Bangalore Metal Band Eccentric Pendulum

The World
Members of Bangalore metal band Eccentric Pendulum.

To find Eccentric Pendulum in their natural habitat, take an auto-rickshaw to the posh, traffic-choked neighborhood of Koramangla. Turn right at the Taco Bell and stop in front of the glass-encased office building across from the Baskin Robbins. Follow the rumble into the tiny studio-for-rent where the band practices. Then push open the sound-proof door.

Inside, the band tears through its own form of progressive metal, full of tricky time signatures and driving modal riffs.

Vibhas Venkatram is the drummer. He has got a tidy ponytail and sculpted goatee. He and the rest of the band are still on a high from playing Bangalore’s first outdoor metal festival. Even the monsoon rains didn’t dampen the crowd’s spirits.

“It started pouring when we were on stage,” he says, “and we thought everyone would just go stand somewhere, but they stayed where they are. They were getting drenched, and they were cheering us. They were having a ball.”

Eccentric Pendulum got hooked on Western music through MTV. They were all fans of the Backstreet Boys. But when they were around 13, kids at school started passing around heavy metal tapes from the US. Venkatram heard Iron Maiden and Metallica for the first time.

“It is completely different from listening to Backstreet Boys tape or an Abba tape,” he says. “The distorted guitars and aggression really caught my eye.”

But he and the others couldn’t understand the words. And they couldn’t connect with the head banger culture. “The way American kids are portrayed, being rebellious and all, I don’t think that happens here,” he says. “They don’t know what to rebel against.”

Case in point. Like most Indian 20-somethings, the members of Eccentric Pendulum still live with their parents. Aside from the long hair, they dress more like yuppies than rockers. Because they are. The band includes an architect, a physicist, a computer animator. Singer Nikhil Vastaray is a software engineer. “Most of the people that can afford to buy guitars and drums, they come from good financial families,” he says.

And you can’t tell parents that you’re going to devote your life to heavy metal. “That is not accepted here,” says Vastaray.

Despite the scenes’ clean cut vibe, Venkatram says the authorities have made it very difficult to play metal in Bangalore. “Mainstream Indian culture sees heavy metal as a threat, because anything western music is deemed with drugs and sex,” he says.

Quite literally. The state government, led by the Hindu-nationalist party BJP, has enforced a ban on live music at any establishment that serves alcohol on the grounds that rock and roll encourages prostitution.

“So maybe they’re trying to ban these things so the Indian element to be restored,” he says. “But it is pretty pointless, if there is a generation gap, it is meant for culture to change.”

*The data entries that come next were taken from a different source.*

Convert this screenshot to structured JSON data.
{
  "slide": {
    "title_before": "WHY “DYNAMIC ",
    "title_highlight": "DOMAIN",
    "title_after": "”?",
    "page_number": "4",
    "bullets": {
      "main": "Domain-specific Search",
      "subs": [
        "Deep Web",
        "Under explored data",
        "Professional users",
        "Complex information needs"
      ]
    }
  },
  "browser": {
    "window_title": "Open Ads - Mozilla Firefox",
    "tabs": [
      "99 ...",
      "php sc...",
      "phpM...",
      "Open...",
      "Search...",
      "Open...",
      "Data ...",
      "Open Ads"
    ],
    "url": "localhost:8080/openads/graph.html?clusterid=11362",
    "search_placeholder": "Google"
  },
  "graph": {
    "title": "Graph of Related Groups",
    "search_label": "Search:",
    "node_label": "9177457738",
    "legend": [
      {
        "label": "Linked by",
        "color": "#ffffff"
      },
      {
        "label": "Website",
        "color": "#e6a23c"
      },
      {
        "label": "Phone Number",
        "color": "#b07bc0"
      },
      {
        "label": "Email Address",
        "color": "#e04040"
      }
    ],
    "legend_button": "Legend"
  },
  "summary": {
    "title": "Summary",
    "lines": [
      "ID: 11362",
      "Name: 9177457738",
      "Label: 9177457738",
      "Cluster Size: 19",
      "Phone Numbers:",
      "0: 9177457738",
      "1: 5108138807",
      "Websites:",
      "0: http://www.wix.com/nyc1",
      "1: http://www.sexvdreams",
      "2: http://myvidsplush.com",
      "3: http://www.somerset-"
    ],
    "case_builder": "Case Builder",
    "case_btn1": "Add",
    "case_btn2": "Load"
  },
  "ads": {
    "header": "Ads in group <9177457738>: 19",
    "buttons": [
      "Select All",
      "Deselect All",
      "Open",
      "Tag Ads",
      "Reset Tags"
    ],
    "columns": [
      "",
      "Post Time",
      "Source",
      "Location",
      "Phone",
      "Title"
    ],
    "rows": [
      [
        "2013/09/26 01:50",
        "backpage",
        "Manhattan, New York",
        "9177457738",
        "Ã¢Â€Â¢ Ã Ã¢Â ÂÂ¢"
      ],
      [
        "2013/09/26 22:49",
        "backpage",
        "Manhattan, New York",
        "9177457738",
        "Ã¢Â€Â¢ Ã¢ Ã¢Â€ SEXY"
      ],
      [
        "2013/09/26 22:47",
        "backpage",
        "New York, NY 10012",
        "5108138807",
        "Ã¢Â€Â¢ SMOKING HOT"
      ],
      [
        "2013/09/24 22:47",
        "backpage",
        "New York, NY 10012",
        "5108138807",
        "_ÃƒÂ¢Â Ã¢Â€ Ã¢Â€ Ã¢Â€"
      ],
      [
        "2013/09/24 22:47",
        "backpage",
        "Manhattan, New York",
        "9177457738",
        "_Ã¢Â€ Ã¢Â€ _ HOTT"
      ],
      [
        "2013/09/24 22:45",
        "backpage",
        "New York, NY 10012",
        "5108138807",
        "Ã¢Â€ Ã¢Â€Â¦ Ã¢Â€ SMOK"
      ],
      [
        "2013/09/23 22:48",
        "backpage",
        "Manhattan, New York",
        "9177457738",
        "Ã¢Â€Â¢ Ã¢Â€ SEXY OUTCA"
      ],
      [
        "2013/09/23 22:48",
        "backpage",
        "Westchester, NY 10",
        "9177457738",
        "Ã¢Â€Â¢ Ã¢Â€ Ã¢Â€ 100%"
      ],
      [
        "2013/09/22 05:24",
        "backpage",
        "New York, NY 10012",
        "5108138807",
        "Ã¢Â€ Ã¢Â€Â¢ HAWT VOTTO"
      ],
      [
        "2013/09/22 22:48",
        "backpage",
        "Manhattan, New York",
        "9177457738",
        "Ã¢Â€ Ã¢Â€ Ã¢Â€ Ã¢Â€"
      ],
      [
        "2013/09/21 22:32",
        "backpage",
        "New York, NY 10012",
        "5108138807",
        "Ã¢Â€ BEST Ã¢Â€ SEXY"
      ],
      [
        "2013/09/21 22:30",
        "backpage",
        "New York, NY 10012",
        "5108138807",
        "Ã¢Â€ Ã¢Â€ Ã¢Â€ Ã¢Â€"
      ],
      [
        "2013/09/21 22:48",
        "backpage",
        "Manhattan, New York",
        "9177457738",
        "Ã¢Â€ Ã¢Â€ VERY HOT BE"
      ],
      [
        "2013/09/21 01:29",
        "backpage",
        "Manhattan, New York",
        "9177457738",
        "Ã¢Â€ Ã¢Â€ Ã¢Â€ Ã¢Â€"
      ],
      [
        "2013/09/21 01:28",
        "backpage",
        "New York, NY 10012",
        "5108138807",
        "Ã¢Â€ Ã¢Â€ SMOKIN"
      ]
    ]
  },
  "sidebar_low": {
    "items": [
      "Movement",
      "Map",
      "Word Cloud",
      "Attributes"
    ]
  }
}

Eccentric Pendulum has only had two gigs this year. They can still play festivals that don’t serve alcohol. But last month the state government banned all concerts at the Palace Grounds right in the city, where Bangalore Open Air was going to be held. The rationale was the concerts caused too much traffic.

So the metal festival was moved to a college campus 15 miles outside of the city, which could take an hour or more in Bangalore traffic. And to top it off, the Indian government denied visas to the American headliner Iced Earth. Venkatram says he heard it was payback after Bollywood icon Shah Rukh Khan was detained for two hours at the Newark airport in April. “It could be the issue of some communal tension between the Indian embassy and the US authorities,” he says.

The end result is that Bangalore Open Air attracted only a couple thousand fans, less than half of what the promoters expected. Eccentric Pendulum has seen the other side. They’ve played in several major heavy metal festivals in Europe. And they dream of seeking their fortune in the West. But for now they meet a couple times a week in their soundproof studio where they can rock out in peace.

“The band is happening because we all love what we are doing in the band,” he says. “At least, if we are not able to show to others, we are doing it for ourselves. So if we can’t play live music, we will go to a studio, record ourselves and listen to it over a few drinks and be happy about what we have done.”